After the above questions have been asked and answered, the modeler must, while building a model in the simulation language or package of choice, study its documentation thoroughly to assure an accurate match between the workflow of the system and the corresponding workflow in the model. Achieving accuracy of this match represents the task of model verification -- checking that the model's behavior on the computer matches the modeler's expectations.

5 SUMMARY AND OUTLOOK
During the rapid rise in simulation modeling usage at Ford Motor Company during the past few years, production and process engineers have become increasingly aware that valid downtime modeling is an essential ingredient of valid, credible models. Each of the following is in turn an essential ingredient of valid downtime modeling:

• avoidance of oversimplifying assumptions
• careful attention to downtime data collection
• accurate probabilistic characterizations of empirical data sets
• correct usage of simulation software in modeling process logic in the face of downtime.

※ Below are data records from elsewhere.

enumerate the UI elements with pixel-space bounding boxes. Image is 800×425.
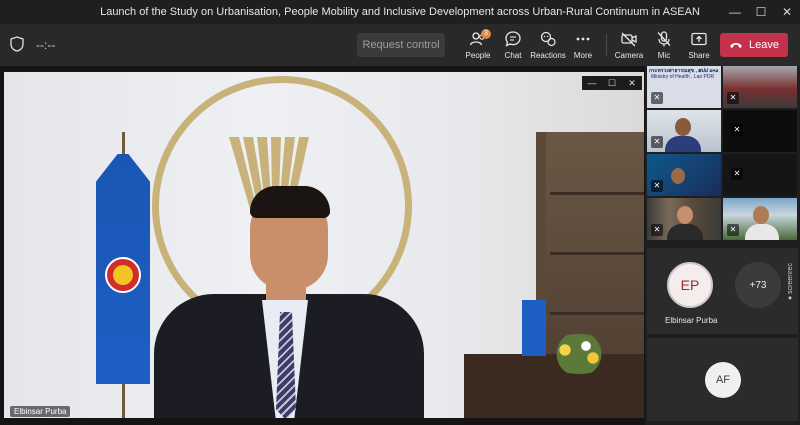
participant-tile[interactable]: ✕ [723,110,797,152]
meeting-timer: --:-- [36,38,56,52]
mic-muted-icon: ✕ [651,180,663,192]
participant-tile[interactable]: ✕ [647,154,721,196]
more-icon [576,37,590,41]
camera-button[interactable]: Camera [610,28,648,62]
reactions-label: Reactions [530,51,566,60]
video-restore-button[interactable]: ☐ [602,76,622,90]
people-button[interactable]: 3 People [459,28,497,62]
people-count-badge: 3 [481,29,491,39]
phone-hangup-icon [730,43,742,48]
meeting-toolbar: --:-- Request control 3 People Chat Reac… [0,24,800,66]
participant-tile[interactable]: กระทรวงสาธารณสุข , ສປປ ລາວ Ministry of H… [647,66,721,108]
chat-label: Chat [504,51,522,60]
share-button[interactable]: Share [680,28,718,62]
more-button[interactable]: More [564,28,602,62]
video-close-button[interactable]: ✕ [622,76,642,90]
participant-tile-ep[interactable]: EP Elbinsar Purba +73 [647,248,798,334]
mic-muted-icon: ✕ [727,92,739,104]
share-icon [691,32,707,46]
more-label: More [573,51,593,60]
tile-caption: Ministry of Health , Lao PDR [651,74,715,80]
mic-muted-icon: ✕ [731,124,743,136]
mic-label: Mic [657,51,671,60]
chat-icon [505,31,521,47]
participant-tile-af[interactable]: AF [647,338,798,421]
reactions-button[interactable]: Reactions [529,28,567,62]
maximize-button[interactable]: ☐ [748,0,774,24]
minimize-button[interactable]: — [722,0,748,24]
mic-muted-icon: ✕ [731,168,743,180]
people-label: People [465,51,491,60]
camera-off-icon [621,32,637,47]
window-title: Launch of the Study on Urbanisation, Peo… [100,6,700,18]
mic-muted-icon: ✕ [651,136,663,148]
window-controls: — ☐ ✕ [722,0,800,24]
title-bar: Launch of the Study on Urbanisation, Peo… [0,0,800,24]
avatar: AF [705,362,741,398]
recorder-watermark: ● screenrec [787,263,794,300]
participants-panel: กระทรวงสาธารณสุข , ສປປ ລາວ Ministry of H… [645,66,800,425]
speaker-video[interactable]: — ☐ ✕ Elbinsar Purba [4,72,644,418]
more-participants-button[interactable]: +73 [735,262,781,308]
leave-label: Leave [749,39,779,51]
share-label: Share [688,51,710,60]
main-stage: — ☐ ✕ Elbinsar Purba [0,66,645,425]
desk-flag [522,300,546,356]
mic-muted-icon: ✕ [651,224,663,236]
leave-button[interactable]: Leave [720,33,788,57]
mic-button[interactable]: Mic [645,28,683,62]
shield-icon[interactable] [10,36,24,52]
mic-muted-icon: ✕ [651,92,663,104]
toolbar-divider [606,34,607,56]
video-minimize-button[interactable]: — [582,76,602,90]
participant-tile[interactable]: ✕ [647,110,721,152]
participant-name: Elbinsar Purba [665,316,718,325]
participant-tile[interactable]: ✕ [723,198,797,240]
reactions-icon [540,31,556,47]
participant-tile[interactable]: ✕ [723,154,797,196]
avatar: EP [667,262,713,308]
mic-off-icon [657,31,671,47]
mic-muted-icon: ✕ [727,224,739,236]
chat-button[interactable]: Chat [494,28,532,62]
participant-tile[interactable]: ✕ [723,66,797,108]
camera-label: Camera [614,51,644,60]
video-window-controls: — ☐ ✕ [582,76,642,90]
participant-tile[interactable]: ✕ [647,198,721,240]
close-button[interactable]: ✕ [774,0,800,24]
request-control-button[interactable]: Request control [357,33,445,57]
flower-arrangement [544,334,614,374]
speaker-name-label: Elbinsar Purba [10,406,71,417]
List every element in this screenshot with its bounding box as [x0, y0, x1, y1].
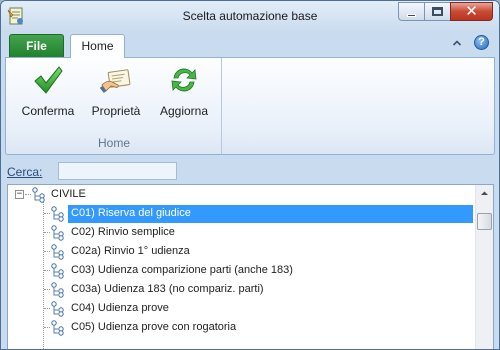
minimize-icon	[407, 14, 416, 17]
tree-item-label: CIVILE	[51, 188, 86, 200]
search-bar: Cerca:	[6, 159, 496, 183]
chevron-up-icon[interactable]	[452, 38, 462, 48]
close-button[interactable]: ✕	[450, 2, 493, 21]
tree-item[interactable]: C04) Udienza prove	[8, 299, 475, 318]
tree-node-icon	[51, 263, 64, 279]
tree-item-label: C02a) Rinvio 1° udienza	[71, 245, 190, 257]
minimize-button[interactable]	[398, 2, 424, 21]
conferma-button[interactable]: Conferma	[16, 62, 80, 124]
tree-item[interactable]: C01) Riserva del giudice	[8, 204, 475, 223]
tree-node-icon	[51, 244, 64, 260]
search-label: Cerca:	[7, 165, 43, 179]
maximize-button[interactable]	[424, 2, 450, 21]
aggiorna-button[interactable]: Aggiorna	[152, 62, 216, 124]
tree-item[interactable]: C03a) Udienza 183 (no compariz. parti)	[8, 280, 475, 299]
proprieta-label: Proprietà	[91, 104, 141, 118]
title-bar[interactable]: Scelta automazione base ✕	[1, 1, 499, 31]
tree-node-icon	[32, 187, 45, 203]
tree-item-label: C02) Rinvio semplice	[71, 226, 175, 238]
tree-item-label: C04) Udienza prove	[71, 302, 169, 314]
help-icon[interactable]: ?	[474, 35, 489, 50]
tree-node-icon	[51, 282, 64, 298]
tree-item[interactable]: C03) Udienza comparizione parti (anche 1…	[8, 261, 475, 280]
ribbon-group-label: Home	[97, 136, 130, 150]
ribbon-tab-bar: File Home ?	[1, 31, 499, 58]
checkmark-icon	[34, 66, 63, 94]
tab-home[interactable]: Home	[70, 34, 125, 58]
tree-node-icon	[51, 206, 64, 222]
tree-node-icon	[51, 301, 64, 317]
window-controls: ✕	[398, 2, 493, 22]
collapse-icon[interactable]: −	[15, 190, 24, 199]
ribbon-group-home: Conferma Proprietà Aggiorna Home	[6, 58, 222, 154]
tree-item-label: C03a) Udienza 183 (no compariz. parti)	[71, 283, 264, 295]
refresh-icon	[171, 68, 197, 92]
tree-node-icon	[51, 225, 64, 241]
tree-item-label: C03) Udienza comparizione parti (anche 1…	[71, 264, 293, 276]
properties-icon	[100, 69, 131, 93]
tree-item-label: C05) Udienza prove con rogatoria	[71, 321, 237, 333]
scrollbar-thumb[interactable]	[477, 213, 492, 230]
automation-tree[interactable]: − CIVILE C01) Riserva del giudice C02) R…	[7, 184, 494, 349]
search-input[interactable]	[58, 162, 177, 180]
scroll-up-icon[interactable]	[476, 185, 493, 202]
tree-root-civile[interactable]: − CIVILE	[8, 185, 475, 204]
tree-item[interactable]: C02a) Rinvio 1° udienza	[8, 242, 475, 261]
tree-item-label: C01) Riserva del giudice	[68, 205, 473, 223]
tab-file[interactable]: File	[9, 34, 64, 57]
tree-item[interactable]: C02) Rinvio semplice	[8, 223, 475, 242]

Planned developments include implementation of automated downtime data collection, increased archival and sharing of downtime data among corporate components, and development of spreadsheet macros to smooth the interface between data collection and simulation software.

ACKNOWLEDGMENTS

Drs. Hwa-Sung Na and Sanaa Taraman of Ford Alpha, Ken Lemanski of Ford Product and Manufacturing Systems, and Dr. Onur Ulgen, president of Production Modeling Corporation and professor of Industrial and Manufacturing Engineering at the University of Michigan - Dearborn, all made valuable criticisms toward improving the clarity of this paper.

REFERENCES

Grajo, Eric S. 1992. An Analysis of Test-Repair Loops in Modern Assembly Lines. In Industrial Engineering, 54-55. Production Modeling Corporation, Dearborn, Michigan.
Law, A. M. and W. D. Kelton. 1991.Simulation Modeling and Analysis, 2d ed. New York: McGraw-Hill.
Vincent, Stephen G. and Averill M. Law. 1993. UniFit II: Total Support for Simulation Input Modeling. In Proceedings of the 1993 Winter Simulation Conference, ed. Gerald W. Evans, Mansooreh Mollaghasemi, Edward C. Russell, and William E. Biles, 199-204. Averill M. Law & Associates, Tucson, Arizona.

AUTHOR BIOGRAPHY

EDWARD J. WILLIAMS holds bachelor's and master's degrees in mathematics (Michigan State University, 1967; University of Wisconsin, 1968). From 1969 to 1971, he did statistical programming and analysis of biomedical data at Walter Reed Army Hospital, Washington, D. C. He joined Ford in 1972, where he works as a computer analyst supporting statistical and simulation software. Since 1980, he has taught evening classes at the University of Michigan, including both undergraduate and graduate simulation classes using GPSS/H, SLAM II, or SIMAN.